Detalhe do Artigo

Cintilação e efeito estroboscópico
May 28, 2018, 3 p.m.

Cintilação é a percepção, pelo olho humano, das variações luminosas (popularmente conhecida como “pisca-pisca”) provocadas pela flutuação da “voltagem” (tensão de alimentação). Para uma descrição mais técnica encontramos na IEC EN 61000-3-3 “[…] o incômodo subjetivo da cintilação imposta à luz produzida por lâmpadas […] pelas flutuações da tensão de alimentação”.

Nas residências o funcionamento dos condicionadores de ar, elevadores, chuveiros e fornos elétricos podem gerar cintilação visível nas lâmpadas (apenas em algumas ou até em todas). Quando as lâmpadas envelhecem ou se tornam defeituosas desenvolve-se uma cintilação levemente perceptível, especialmente nas extremidades.

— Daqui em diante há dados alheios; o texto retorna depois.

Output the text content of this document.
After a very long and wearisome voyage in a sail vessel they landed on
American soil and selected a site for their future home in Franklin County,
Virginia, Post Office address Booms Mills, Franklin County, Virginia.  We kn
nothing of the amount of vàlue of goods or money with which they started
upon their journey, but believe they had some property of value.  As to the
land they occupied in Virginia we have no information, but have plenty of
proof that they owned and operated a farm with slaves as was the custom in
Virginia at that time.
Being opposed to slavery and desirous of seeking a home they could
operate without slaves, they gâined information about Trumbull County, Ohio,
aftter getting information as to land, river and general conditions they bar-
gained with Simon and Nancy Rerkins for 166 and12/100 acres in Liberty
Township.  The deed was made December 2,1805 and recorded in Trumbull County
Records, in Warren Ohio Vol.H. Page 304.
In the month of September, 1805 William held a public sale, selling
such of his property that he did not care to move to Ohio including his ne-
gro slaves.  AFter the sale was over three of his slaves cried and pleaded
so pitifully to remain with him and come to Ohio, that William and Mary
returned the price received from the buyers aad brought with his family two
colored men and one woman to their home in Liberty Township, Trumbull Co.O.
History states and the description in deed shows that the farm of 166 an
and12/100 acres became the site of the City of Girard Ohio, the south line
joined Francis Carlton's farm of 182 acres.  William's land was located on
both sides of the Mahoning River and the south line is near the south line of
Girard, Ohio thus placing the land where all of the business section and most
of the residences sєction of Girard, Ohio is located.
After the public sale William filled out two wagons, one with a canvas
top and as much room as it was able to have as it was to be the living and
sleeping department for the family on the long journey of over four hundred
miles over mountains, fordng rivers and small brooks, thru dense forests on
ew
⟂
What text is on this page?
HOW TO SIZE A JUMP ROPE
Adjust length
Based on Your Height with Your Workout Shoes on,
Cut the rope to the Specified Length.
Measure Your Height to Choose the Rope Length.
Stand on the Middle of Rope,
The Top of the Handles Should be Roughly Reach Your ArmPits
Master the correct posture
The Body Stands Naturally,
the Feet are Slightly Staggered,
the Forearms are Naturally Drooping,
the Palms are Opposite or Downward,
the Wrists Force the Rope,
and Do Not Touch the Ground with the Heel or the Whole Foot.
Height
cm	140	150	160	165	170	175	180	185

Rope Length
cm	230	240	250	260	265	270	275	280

Apesar de se tratar aparentemente de um simples desconforto visual, já ficou demonstrado que pode atingir o sistema nervoso central e provocar disfunções neurológicas. No mínimo, a cintilação causa dificuldades para leitura, incômodo visual, dor de cabeça, cansaço visual, estresse mental, perda de concentração, etc.

A cintilação também pode apresentar-se como efeito estroboscópico. Na prática, este efeito poderá originar a sensação de que o movimento de máquinas ou partes delas é mais lento, não existe ou se dá em sentido contrário ao real. Por isso, pode levar a situações de perigo provocado pela mudança da percepção de movimento de rotação ou por máquinas alternativas (de movimento repetitivo).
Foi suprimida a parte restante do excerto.